Devlet Bahceli, the leader of the nationalist MHP that’s formed an election alliance with Erdogan, backed Yildirim on Thursday, saying the prime minister made “an important warning” and “Abdullah Gul should abide by it.” Sabah newspaper reported on Friday that Erdogan was “saddened" by rumors that Gul is considering a run.
Gul was AK Party’s first prime minister in late 2002, when Erdogan was still banned from politics on an earlier conviction of challenging the nation’s secular order. He stepped aside months later to allow Erdogan to take the job, after the ban was overturned by the AK-Party dominated parliament. Gul was also the movement’s first president, but again stepped down after a single term when Erdogan decided to run for the position in 2014.
Opposition parties were caught off guard when Erdogan called snap elections last week, advancing both presidential and parliamentary polls to this June from November 2019. They’re now frantically debating how best to challenge the president, who’s looking to cap nearly 16 years at the pinnacle of Turkish power.
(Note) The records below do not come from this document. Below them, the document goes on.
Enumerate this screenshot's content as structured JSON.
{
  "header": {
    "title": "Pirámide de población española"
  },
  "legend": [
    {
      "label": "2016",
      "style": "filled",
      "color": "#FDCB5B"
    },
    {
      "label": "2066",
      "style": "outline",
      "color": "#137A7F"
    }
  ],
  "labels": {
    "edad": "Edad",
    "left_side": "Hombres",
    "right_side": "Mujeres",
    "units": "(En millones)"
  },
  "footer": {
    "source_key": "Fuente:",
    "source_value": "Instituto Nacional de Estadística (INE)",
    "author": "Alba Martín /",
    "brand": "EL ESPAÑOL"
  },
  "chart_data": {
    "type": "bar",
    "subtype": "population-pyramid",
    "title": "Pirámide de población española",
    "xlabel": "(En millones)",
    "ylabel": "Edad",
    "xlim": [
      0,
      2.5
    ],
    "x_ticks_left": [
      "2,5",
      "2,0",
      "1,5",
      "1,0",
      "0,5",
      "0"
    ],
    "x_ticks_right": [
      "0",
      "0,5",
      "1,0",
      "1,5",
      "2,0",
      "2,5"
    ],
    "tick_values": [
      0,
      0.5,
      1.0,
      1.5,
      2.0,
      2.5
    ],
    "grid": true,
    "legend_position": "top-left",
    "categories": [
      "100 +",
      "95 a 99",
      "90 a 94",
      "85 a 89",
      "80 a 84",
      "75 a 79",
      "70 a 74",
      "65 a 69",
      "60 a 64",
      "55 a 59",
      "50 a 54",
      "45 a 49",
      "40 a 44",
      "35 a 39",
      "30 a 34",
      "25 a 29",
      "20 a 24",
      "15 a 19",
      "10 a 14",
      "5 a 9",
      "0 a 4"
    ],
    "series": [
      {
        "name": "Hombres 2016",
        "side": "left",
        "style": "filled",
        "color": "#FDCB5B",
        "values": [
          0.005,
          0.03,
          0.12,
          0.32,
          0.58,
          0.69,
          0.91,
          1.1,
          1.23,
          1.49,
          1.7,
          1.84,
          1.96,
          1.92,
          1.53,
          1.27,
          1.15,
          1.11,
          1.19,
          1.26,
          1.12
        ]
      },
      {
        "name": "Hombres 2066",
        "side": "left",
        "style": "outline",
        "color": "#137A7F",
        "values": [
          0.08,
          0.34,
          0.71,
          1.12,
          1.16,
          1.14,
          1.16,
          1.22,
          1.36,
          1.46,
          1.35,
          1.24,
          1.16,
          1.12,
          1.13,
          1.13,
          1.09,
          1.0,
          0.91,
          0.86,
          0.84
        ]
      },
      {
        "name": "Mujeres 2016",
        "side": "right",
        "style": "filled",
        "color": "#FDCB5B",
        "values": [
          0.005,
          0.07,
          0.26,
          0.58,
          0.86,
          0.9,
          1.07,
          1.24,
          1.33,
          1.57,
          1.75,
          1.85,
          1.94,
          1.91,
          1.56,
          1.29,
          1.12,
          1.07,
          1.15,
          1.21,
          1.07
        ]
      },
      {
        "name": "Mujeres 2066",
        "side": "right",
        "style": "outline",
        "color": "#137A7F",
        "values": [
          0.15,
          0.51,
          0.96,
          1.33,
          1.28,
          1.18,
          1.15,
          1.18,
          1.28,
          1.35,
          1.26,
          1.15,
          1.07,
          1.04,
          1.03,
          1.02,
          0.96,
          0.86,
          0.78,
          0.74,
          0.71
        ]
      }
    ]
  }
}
If opinion polls can be trusted, they have a lot of ground to make up. A recent poll showed Erdogan with 43.5 percent support, more than double his nearest challenger. But to secure a first-round win, he needs a minimum of 50 percent of the vote. Any split within the ranks of the AK Party -- for example with a Gul candidacy -- would make it even harder to avoid a second-round, run-off vote. Gul received just over 5 percent in the survey.
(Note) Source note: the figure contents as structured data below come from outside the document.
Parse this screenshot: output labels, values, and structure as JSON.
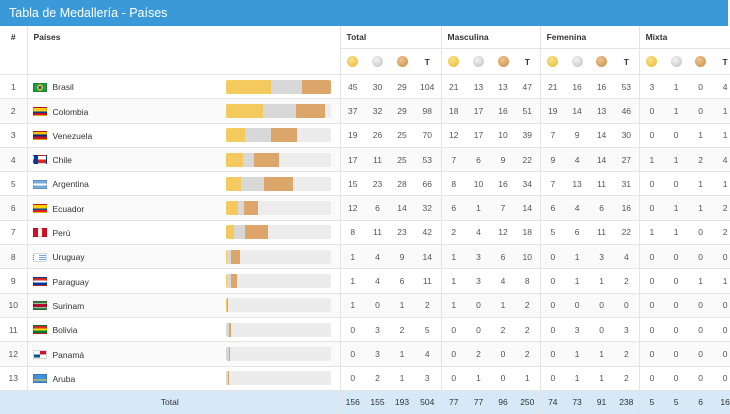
{
  "title": "Tabla de Medallería - Países",
  "headers": {
    "rank": "#",
    "country": "Países",
    "groups": [
      "Total",
      "Masculina",
      "Femenina",
      "Mixta"
    ],
    "total_col": "T"
  },
  "colors": {
    "header": "#3a9ad9",
    "gold": "#f4c95d",
    "silver": "#d8d8d8",
    "bronze": "#dca66b",
    "footer": "#d5e9f7"
  },
  "rows": [
    {
      "rank": "1",
      "country": "Brasil",
      "flag": "brazil",
      "total": [
        "45",
        "30",
        "29",
        "104"
      ],
      "men": [
        "21",
        "13",
        "13",
        "47"
      ],
      "women": [
        "21",
        "16",
        "16",
        "53"
      ],
      "mixed": [
        "3",
        "1",
        "0",
        "4"
      ]
    },
    {
      "rank": "2",
      "country": "Colombia",
      "flag": "colombia",
      "total": [
        "37",
        "32",
        "29",
        "98"
      ],
      "men": [
        "18",
        "17",
        "16",
        "51"
      ],
      "women": [
        "19",
        "14",
        "13",
        "46"
      ],
      "mixed": [
        "0",
        "1",
        "0",
        "1"
      ]
    },
    {
      "rank": "3",
      "country": "Venezuela",
      "flag": "venezuela",
      "total": [
        "19",
        "26",
        "25",
        "70"
      ],
      "men": [
        "12",
        "17",
        "10",
        "39"
      ],
      "women": [
        "7",
        "9",
        "14",
        "30"
      ],
      "mixed": [
        "0",
        "0",
        "1",
        "1"
      ]
    },
    {
      "rank": "4",
      "country": "Chile",
      "flag": "chile",
      "total": [
        "17",
        "11",
        "25",
        "53"
      ],
      "men": [
        "7",
        "6",
        "9",
        "22"
      ],
      "women": [
        "9",
        "4",
        "14",
        "27"
      ],
      "mixed": [
        "1",
        "1",
        "2",
        "4"
      ]
    },
    {
      "rank": "5",
      "country": "Argentina",
      "flag": "argentina",
      "total": [
        "15",
        "23",
        "28",
        "66"
      ],
      "men": [
        "8",
        "10",
        "16",
        "34"
      ],
      "women": [
        "7",
        "13",
        "11",
        "31"
      ],
      "mixed": [
        "0",
        "0",
        "1",
        "1"
      ]
    },
    {
      "rank": "6",
      "country": "Ecuador",
      "flag": "ecuador",
      "total": [
        "12",
        "6",
        "14",
        "32"
      ],
      "men": [
        "6",
        "1",
        "7",
        "14"
      ],
      "women": [
        "6",
        "4",
        "6",
        "16"
      ],
      "mixed": [
        "0",
        "1",
        "1",
        "2"
      ]
    },
    {
      "rank": "7",
      "country": "Perú",
      "flag": "peru",
      "total": [
        "8",
        "11",
        "23",
        "42"
      ],
      "men": [
        "2",
        "4",
        "12",
        "18"
      ],
      "women": [
        "5",
        "6",
        "11",
        "22"
      ],
      "mixed": [
        "1",
        "1",
        "0",
        "2"
      ]
    },
    {
      "rank": "8",
      "country": "Uruguay",
      "flag": "uruguay",
      "total": [
        "1",
        "4",
        "9",
        "14"
      ],
      "men": [
        "1",
        "3",
        "6",
        "10"
      ],
      "women": [
        "0",
        "1",
        "3",
        "4"
      ],
      "mixed": [
        "0",
        "0",
        "0",
        "0"
      ]
    },
    {
      "rank": "9",
      "country": "Paraguay",
      "flag": "paraguay",
      "total": [
        "1",
        "4",
        "6",
        "11"
      ],
      "men": [
        "1",
        "3",
        "4",
        "8"
      ],
      "women": [
        "0",
        "1",
        "1",
        "2"
      ],
      "mixed": [
        "0",
        "0",
        "1",
        "1"
      ]
    },
    {
      "rank": "10",
      "country": "Surinam",
      "flag": "suriname",
      "total": [
        "1",
        "0",
        "1",
        "2"
      ],
      "men": [
        "1",
        "0",
        "1",
        "2"
      ],
      "women": [
        "0",
        "0",
        "0",
        "0"
      ],
      "mixed": [
        "0",
        "0",
        "0",
        "0"
      ]
    },
    {
      "rank": "11",
      "country": "Bolivia",
      "flag": "bolivia",
      "total": [
        "0",
        "3",
        "2",
        "5"
      ],
      "men": [
        "0",
        "0",
        "2",
        "2"
      ],
      "women": [
        "0",
        "3",
        "0",
        "3"
      ],
      "mixed": [
        "0",
        "0",
        "0",
        "0"
      ]
    },
    {
      "rank": "12",
      "country": "Panamá",
      "flag": "panama",
      "total": [
        "0",
        "3",
        "1",
        "4"
      ],
      "men": [
        "0",
        "2",
        "0",
        "2"
      ],
      "women": [
        "0",
        "1",
        "1",
        "2"
      ],
      "mixed": [
        "0",
        "0",
        "0",
        "0"
      ]
    },
    {
      "rank": "13",
      "country": "Aruba",
      "flag": "aruba",
      "total": [
        "0",
        "2",
        "1",
        "3"
      ],
      "men": [
        "0",
        "1",
        "0",
        "1"
      ],
      "women": [
        "0",
        "1",
        "1",
        "2"
      ],
      "mixed": [
        "0",
        "0",
        "0",
        "0"
      ]
    }
  ],
  "footer": {
    "label": "Total",
    "total": [
      "156",
      "155",
      "193",
      "504"
    ],
    "men": [
      "77",
      "77",
      "96",
      "250"
    ],
    "women": [
      "74",
      "73",
      "91",
      "238"
    ],
    "mixed": [
      "5",
      "5",
      "6",
      "16"
    ]
  }
}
Under the new system to be implemented after the June vote, the president will have the power to appoint ministers and judges, set the nation’s budget and declare a state of emergency. The prime minister’s job will be abolished.
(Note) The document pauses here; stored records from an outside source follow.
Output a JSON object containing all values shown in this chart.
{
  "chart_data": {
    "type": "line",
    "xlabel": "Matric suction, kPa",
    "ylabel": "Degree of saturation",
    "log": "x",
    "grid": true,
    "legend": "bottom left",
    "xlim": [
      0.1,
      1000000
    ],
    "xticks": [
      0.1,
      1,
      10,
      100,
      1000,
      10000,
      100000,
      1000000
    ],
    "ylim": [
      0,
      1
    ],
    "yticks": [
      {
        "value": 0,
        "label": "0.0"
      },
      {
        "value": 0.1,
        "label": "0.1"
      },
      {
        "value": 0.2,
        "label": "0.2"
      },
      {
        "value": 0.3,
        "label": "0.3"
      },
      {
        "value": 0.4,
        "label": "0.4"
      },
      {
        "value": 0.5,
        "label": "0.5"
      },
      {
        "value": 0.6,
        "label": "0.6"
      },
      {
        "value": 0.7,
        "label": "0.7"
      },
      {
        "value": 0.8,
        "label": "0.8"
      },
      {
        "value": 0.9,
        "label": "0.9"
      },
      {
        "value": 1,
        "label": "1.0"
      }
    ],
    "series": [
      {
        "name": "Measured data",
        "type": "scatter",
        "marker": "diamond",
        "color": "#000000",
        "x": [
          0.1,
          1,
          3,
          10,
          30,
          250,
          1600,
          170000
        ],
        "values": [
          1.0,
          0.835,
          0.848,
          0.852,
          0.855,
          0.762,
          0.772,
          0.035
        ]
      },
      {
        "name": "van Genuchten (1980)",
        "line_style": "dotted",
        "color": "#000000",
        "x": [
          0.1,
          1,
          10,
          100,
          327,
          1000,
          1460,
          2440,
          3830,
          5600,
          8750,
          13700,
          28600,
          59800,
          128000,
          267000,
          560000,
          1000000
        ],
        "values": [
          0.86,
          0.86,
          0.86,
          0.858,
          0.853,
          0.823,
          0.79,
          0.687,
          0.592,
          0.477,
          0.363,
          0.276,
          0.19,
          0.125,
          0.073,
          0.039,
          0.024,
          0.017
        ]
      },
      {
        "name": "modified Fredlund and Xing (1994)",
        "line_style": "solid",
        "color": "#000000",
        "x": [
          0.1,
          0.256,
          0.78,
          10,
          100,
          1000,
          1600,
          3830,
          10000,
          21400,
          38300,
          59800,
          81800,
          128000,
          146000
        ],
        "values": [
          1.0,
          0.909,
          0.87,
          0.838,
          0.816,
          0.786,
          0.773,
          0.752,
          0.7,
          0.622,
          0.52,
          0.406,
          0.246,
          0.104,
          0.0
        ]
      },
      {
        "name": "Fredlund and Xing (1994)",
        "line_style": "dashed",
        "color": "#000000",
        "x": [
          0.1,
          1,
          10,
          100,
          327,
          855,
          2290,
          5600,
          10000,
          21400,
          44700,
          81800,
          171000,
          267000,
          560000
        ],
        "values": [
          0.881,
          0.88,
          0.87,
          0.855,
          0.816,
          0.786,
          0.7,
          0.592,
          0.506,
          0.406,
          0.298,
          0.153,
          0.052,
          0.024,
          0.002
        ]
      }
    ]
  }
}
Saadet, the Islamist opposition party, has so far failed to convince the secularist CHP and newly-formed nationalist spin-off Iyi Party to back Gul, with both parties insisting they’ll field their own candidates. The pro-Kurdish HDP, whose leadership is in jail, also says it’ll run its own candidate.
Saadet won less than 1 percent of the vote in 2015 parliamentary elections. In an interview on Tuesday with Bloomberg, its leader Temel Karamollaoglu accused Erdogan of betraying the Islamic values of most Turks. Erdogan has “departed from our principles in every way, on poverty, corruption and restrictions,” Karamollaoglu said.
As prime minister from 2003 until 2014, Erdogan offered Turkey respite from the revolving-door coalitions that had characterized the 1990s, and used his mandates to attract unprecedented amounts of foreign investment and energize Turkey’s economy. But his later administrations, as well as his time in the president’s office since 2014, have been characterized just as much by charges of corruption and criticism for creeping authoritarianism. Turkey has also gotten pulled deeper into the war in neighboring Syria, where its army has been battling Syrian Kurdish militants.
Still, the apparent nervousness of Erdogan and his team about a possible Gul candidacy is probably overblown, according to Anthony Skinner, a director at U.K.-based forecasting company Verisk Maplecroft. “The incumbent has always had the vote in the bag irrespective of when the polls are held,” Skinner said
“All their strength is being used not to try to rule Turkey, but just to pour out their hostility against me and AK Party,” Erdogan said in a speech in Ankara on Friday. “Whatever conspiracies you may be plotting, God willing, you’ll fail again.”